Les centres sociaux de Saint-Étienne alertent sur la menace de fermeture des Lieux d’Accueil Enfants-Parents (LAEP) suite aux baisses de dotations de l’État et du département.
Le secteur de l’action sociale à Saint-Étienne fait face à une situation de tension financière majeure. Ce mardi 20 janvier 2026, les acteurs des centres sociaux et des amicales laïques se sont mobilisés pour alerter sur les conséquences des restrictions budgétaires qui pèsent sur leurs structures. Cette contestation intervient dans un contexte de réduction des dépenses publiques imposé aux collectivités territoriales, impactant directement les services de proximité.

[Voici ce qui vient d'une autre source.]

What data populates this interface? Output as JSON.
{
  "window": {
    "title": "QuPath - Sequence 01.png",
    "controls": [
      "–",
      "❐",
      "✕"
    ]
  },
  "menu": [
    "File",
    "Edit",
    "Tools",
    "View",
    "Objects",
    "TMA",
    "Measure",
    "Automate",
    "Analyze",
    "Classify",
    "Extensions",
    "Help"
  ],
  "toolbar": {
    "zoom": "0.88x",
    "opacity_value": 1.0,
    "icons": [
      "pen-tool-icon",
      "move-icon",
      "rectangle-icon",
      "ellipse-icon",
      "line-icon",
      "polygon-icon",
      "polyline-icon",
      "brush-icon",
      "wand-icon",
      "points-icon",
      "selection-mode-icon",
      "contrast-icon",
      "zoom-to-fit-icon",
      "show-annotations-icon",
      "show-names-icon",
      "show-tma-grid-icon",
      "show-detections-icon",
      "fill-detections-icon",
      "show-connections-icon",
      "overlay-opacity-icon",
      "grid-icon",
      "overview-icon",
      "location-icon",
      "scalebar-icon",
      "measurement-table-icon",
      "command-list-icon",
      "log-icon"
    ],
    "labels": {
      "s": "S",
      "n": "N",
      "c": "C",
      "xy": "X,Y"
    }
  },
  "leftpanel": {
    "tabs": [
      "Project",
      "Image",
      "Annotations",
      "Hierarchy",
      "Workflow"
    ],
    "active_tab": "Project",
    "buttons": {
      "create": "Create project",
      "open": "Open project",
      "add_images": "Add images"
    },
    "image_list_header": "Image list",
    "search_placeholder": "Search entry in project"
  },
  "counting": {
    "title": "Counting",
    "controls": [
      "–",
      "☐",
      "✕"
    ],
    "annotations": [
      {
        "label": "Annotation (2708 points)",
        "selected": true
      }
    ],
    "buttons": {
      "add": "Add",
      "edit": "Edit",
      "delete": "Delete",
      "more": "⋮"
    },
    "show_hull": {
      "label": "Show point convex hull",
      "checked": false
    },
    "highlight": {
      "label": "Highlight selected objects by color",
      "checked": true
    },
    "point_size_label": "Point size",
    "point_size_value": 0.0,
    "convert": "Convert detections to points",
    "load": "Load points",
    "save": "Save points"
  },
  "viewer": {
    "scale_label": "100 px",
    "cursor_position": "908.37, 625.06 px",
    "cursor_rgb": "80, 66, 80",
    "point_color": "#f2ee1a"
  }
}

Le point de rupture concerne particulièrement les Lieux d’Accueil Enfants-Parents (LAEP), qui assurent l’accueil des enfants de 0 à 6 ans. Selon les représentants du secteur, ces coupes budgétaires menacent la pérennité de ces espaces de mixité et de sociabilité essentiels à l’inclusion sociale des familles. Les professionnels redoutent des suppressions de postes et, à terme, la disparition de ces structures qui constituent souvent un rempart contre l’isolement des parents et un soutien éducatif de premier plan.
Face au désengagement de l’État et du département, j’apporte tout mon soutien aux acteurs des centres sociaux qui se mobilisaient cet après-midi à Saint-Étienne pour tirer la sonnette d’alarme contre les coupes budgétaires qui menacent directement les Lieux d’Accueil Enfants-Parents (LAEP) et plus largement les centres sociaux et amicales.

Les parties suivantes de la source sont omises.